I did what I needed to do then next looked for a means with which to seal the deal. I looked around for tissue. There was none. This is fine, I thought. This just means there was a toilet hose. I looked to my left. There wasn’t one there. I looked to my right. No toilet hose there either. After a few moments of frantic searching, it became evident why there was a discarded pair of socks in the bin. Some poor soul had previously found themselves in the same predicament as I, and that is the solution they had come up with. I refused to reduce myself to such drastic measures.
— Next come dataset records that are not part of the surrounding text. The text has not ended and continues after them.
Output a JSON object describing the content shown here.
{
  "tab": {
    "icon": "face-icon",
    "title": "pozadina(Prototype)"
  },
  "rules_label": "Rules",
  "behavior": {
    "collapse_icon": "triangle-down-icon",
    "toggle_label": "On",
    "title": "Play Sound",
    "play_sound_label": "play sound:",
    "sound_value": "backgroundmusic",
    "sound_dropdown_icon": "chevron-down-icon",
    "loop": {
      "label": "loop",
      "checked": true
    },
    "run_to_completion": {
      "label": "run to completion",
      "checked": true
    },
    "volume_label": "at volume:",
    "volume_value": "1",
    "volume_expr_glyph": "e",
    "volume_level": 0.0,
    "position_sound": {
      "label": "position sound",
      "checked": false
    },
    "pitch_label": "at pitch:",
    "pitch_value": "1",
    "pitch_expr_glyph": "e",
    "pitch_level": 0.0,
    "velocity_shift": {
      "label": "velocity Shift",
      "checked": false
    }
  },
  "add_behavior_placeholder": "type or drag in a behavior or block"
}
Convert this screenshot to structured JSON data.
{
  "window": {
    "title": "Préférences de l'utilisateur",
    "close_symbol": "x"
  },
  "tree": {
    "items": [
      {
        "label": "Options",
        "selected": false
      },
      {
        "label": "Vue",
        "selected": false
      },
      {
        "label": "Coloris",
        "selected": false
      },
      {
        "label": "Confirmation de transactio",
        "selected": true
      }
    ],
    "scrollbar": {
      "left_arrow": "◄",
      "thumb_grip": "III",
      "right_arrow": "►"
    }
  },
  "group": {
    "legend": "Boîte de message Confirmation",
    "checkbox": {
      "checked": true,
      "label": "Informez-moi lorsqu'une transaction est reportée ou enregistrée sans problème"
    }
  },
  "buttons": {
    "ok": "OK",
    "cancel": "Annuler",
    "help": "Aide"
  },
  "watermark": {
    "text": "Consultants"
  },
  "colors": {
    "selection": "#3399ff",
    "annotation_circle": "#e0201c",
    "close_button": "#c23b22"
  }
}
I thought long and hard about what I may have on me that could serve to help me. I checked my pockets and they were empty except the usual triumvirate: keys, phone, wallet. I thought about my wallet. Surely I would have a collection of bank notes in there. In Cambodia, everything is done with notes and no coins. The lowest denomination is 100 riel, which is about 1.5p. Usually, my wallet had a small wad of them as I could never be bothered to count them out. It wouldn’t cost a small fortune, therefore, to utilise these. However, given the abject poverty many Cambodians find themselves in, I thought it would be outrageously immoral to literary flush money down the toilet. Then I noticed that I had, as usual, collected quite an impressive range of receipts. They would be coarse, but they would do the job. So, that’s what I resorted to. I can tell you, it was quite a humbling moment and I did not relish it one bit.

Head hanging, I went to wash my hands. I also wanted to pack my purchases in my main bag. I put my bag up by the sink, opened it and then saw on top two pristine, unopened packs of baby wipes. I could have kicked myself up the rear- and I can tell you, it felt like I had.